As you can see the request generating the 504 GATEWAY_TIMEOUT is never seen on any of the web servers access log.

Any idea on of what the issue could be?

3

There are 3 answers

0
BData On BEST ANSWER

We did further investigation in the topic:

  • Requests were arriving to the server (found by running a tcpdump) but not answered by Apache

  • Apache error logs were showing that for the "not answered requests" Apache was crashing with a core dump. The following error was seen on the log:

    AH00051: child pid 11419 exit signal Bus error (7)

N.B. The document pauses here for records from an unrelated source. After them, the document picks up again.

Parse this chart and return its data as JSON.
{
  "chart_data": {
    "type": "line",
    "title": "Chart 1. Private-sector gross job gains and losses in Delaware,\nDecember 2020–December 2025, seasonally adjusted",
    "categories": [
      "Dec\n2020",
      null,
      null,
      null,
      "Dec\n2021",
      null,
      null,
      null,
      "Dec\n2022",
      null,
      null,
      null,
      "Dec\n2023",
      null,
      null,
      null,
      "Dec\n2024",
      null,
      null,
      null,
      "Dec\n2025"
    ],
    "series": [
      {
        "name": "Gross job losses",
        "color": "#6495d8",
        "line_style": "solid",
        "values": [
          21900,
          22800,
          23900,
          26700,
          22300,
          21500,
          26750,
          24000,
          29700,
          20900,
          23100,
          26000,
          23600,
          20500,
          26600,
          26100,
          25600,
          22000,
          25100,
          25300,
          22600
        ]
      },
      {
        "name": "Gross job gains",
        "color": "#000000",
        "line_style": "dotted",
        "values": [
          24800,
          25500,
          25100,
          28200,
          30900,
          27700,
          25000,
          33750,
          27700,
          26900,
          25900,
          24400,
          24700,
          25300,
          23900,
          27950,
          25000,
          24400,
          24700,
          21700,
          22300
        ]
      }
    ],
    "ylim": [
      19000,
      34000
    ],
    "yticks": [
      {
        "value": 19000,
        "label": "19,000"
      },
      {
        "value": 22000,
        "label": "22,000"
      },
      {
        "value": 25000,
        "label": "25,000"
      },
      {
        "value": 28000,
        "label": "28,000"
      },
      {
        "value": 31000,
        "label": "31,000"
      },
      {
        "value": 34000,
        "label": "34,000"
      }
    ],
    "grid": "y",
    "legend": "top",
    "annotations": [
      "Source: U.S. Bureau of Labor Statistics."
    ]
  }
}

  • Core dump analysis was showing the following:

    warning: Could not load shared library symbols for 4 libraries, e.g. /usr/lib/php5/20121212/sasl.so. Use the "info sharedlibrary" command to see the complete listing. Do you need "set solib-search-path" or "set sysroot"? [Thread debugging using libthread_db enabled] Using host libthread_db library "/lib/x86_64-linux-gnu/libthread_db.so.1". Core was generated by `/usr/sbin/apache2 -k start'. Program terminated with signal SIGBUS, Bus error. 0 lex_scan (zendlval=) at Zend/zend_language_scanner.c:1091 1091 Zend/zend_language_scanner.c: No such file or directory. (gdb)

After analyzing all this info we concluded that the issue was related to a PHP error as there was a concurrent access to a file from two different instances of the application. This access was not properly coordinated therefore, causing a crash.

1
AA Ron On

Is it possible you are not giving the ELB enough of a ramp-up period during a load test scenario? Make sure you monitor the ELB Surge Queues on CloudWatch. Surge requests that are dropped return a 5xx error (More on CloudWatch ELB Metrics here).

Also, when testing against Amazon EC2 ELB, it is important to configure JMeter's stalecheck. This is because Amazon will hot-swap your ELB with a larger one instead of actively scaling the one you're using. This means the underlying addressing changes, so JMeter has to check for stale connections. It could be JMeter is sending requests to the old ELB, which then in turn has a gateway timeout because it can no longer send to your app server.

Check out the in-depth ELB testing guide from AWS: AWS Best Practices for Load Testing ELB

Also, this is where the stalecheck property is for JMeter.

../bin/hc.parameters:

# Default value since JMeter 2.11, 
# also uncomment hc.parameters.file=hc.parameters to enable this check:
#http.connection.stalecheck$Boolean=false

You also need to edit the jmeter.properties file so it actually uses the hc.parameters settings, as noted in the comment above.

1
Dmitri T On

Do you have DNS Cache Manager added and enabled? If not I would suggest to try it out, it should resolve your issue.